Dann lernt er seine Frau Babette kennen. Sie lässt sich von „Ich kann Dir keine Zukunft versprechen, keine finanzielle Sicherheit geben, keine Familie, weil ich nicht weiß, wie lange ich noch lebe“ nicht abschrecken und trägt seitdem sein Schicksal mit. Er legt sich einen High-Tech-Computer zu. Damit bauen er und seine Frau die Firma „Total Werbung“ auf. Greuel baut daneben ein deutschlandweites Netzwerk von Grafikdesignern mit auf. Irgendwann können seine Frau und er Rechnungen von dem Geld bezahlen, dass durch die Abarbeitung der Aufträge hereinkommt. Trotzdem sei er lieber Zeit-, als Umsatzmillionär. Denn dass er vom Leben doch noch so viele Jahre geschenkt bekommen hat, sei ein Glück, das durch nichts aufzuwiegen sei.

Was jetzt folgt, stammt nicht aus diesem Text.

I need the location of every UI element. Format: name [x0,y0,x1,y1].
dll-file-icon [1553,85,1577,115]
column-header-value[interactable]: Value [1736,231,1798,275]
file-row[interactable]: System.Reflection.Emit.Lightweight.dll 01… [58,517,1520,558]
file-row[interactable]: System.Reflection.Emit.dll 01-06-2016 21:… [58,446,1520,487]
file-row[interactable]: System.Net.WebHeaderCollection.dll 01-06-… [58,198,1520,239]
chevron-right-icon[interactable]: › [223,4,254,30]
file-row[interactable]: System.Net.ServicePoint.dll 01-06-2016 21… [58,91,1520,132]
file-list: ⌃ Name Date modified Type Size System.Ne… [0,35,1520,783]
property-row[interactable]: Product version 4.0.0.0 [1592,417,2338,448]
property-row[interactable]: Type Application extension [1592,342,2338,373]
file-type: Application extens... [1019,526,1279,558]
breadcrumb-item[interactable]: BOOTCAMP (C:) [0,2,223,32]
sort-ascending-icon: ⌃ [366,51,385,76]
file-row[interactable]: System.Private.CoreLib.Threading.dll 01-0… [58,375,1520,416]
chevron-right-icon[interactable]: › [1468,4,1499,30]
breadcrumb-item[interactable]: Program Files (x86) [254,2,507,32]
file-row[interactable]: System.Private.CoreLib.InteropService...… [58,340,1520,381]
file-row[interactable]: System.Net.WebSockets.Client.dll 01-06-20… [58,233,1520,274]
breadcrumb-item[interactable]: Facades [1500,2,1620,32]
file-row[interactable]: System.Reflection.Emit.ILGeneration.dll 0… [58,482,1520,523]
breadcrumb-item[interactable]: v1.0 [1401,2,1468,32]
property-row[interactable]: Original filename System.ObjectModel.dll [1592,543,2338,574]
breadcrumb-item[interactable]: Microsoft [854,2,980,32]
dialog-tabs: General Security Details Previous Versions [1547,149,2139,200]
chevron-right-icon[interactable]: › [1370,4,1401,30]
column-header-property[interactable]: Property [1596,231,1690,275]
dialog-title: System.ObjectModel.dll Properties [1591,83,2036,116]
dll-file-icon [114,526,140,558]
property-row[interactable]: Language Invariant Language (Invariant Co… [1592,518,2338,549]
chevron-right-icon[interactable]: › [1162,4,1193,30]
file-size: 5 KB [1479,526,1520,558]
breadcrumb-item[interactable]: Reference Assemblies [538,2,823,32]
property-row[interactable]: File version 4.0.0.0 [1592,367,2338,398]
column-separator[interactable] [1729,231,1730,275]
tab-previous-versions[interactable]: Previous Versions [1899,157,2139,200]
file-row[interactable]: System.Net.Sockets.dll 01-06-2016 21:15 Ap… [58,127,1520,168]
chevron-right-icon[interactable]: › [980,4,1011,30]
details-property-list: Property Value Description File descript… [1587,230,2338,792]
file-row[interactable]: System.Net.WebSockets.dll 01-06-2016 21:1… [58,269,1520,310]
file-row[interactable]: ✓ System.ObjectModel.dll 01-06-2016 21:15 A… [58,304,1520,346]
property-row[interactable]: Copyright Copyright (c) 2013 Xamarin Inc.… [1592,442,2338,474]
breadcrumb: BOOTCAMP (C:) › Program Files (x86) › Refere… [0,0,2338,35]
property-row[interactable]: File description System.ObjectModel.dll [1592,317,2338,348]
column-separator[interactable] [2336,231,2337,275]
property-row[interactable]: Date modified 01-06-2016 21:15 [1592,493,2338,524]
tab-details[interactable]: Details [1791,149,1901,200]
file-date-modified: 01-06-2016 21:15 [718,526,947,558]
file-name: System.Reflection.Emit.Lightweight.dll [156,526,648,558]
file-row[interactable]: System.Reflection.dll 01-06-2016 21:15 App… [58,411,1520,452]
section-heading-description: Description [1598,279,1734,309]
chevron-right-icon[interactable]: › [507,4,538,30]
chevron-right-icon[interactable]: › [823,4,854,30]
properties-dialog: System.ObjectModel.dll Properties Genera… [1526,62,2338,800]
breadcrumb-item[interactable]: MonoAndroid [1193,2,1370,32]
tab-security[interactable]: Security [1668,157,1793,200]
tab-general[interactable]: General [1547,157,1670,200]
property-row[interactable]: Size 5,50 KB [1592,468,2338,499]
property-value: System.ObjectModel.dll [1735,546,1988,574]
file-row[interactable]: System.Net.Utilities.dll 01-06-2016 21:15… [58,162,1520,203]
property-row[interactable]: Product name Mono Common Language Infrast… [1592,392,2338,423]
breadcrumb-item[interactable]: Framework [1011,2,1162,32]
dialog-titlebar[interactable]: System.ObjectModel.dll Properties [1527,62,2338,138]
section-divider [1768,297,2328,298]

Die Jahrtausendwende erlebt er und danach mit einer Frau noch viele Reisen. Ein Freund mit Flugzeug ist zur Stelle, wenn er sagt: „Mensch Peter, los komm, flieg mich mal auf die Insel Rügen“. Alle nehmen es mit Humor, als er sich einen blau gefärbten Irokesen-Schnitt zulegt. Mit einem Teleskop beobachten er und ein Nachbar auf dem Dach ihres Hauses gemeinsam die Sterne am Nachthimmel, mit einer Fotodrohne nimmt Christian Greuel Fotos aus der Vogelperspektive auf. Das einzige, was ihm wirklich fehle, bekennt er, sind eigene Kinder. Woher hätte er damals aber auch wissen sollen, dass er ihr Aufwachsen entgegen aller Prognosen doch hätte als verantwortungsvoller Vater begleiten können?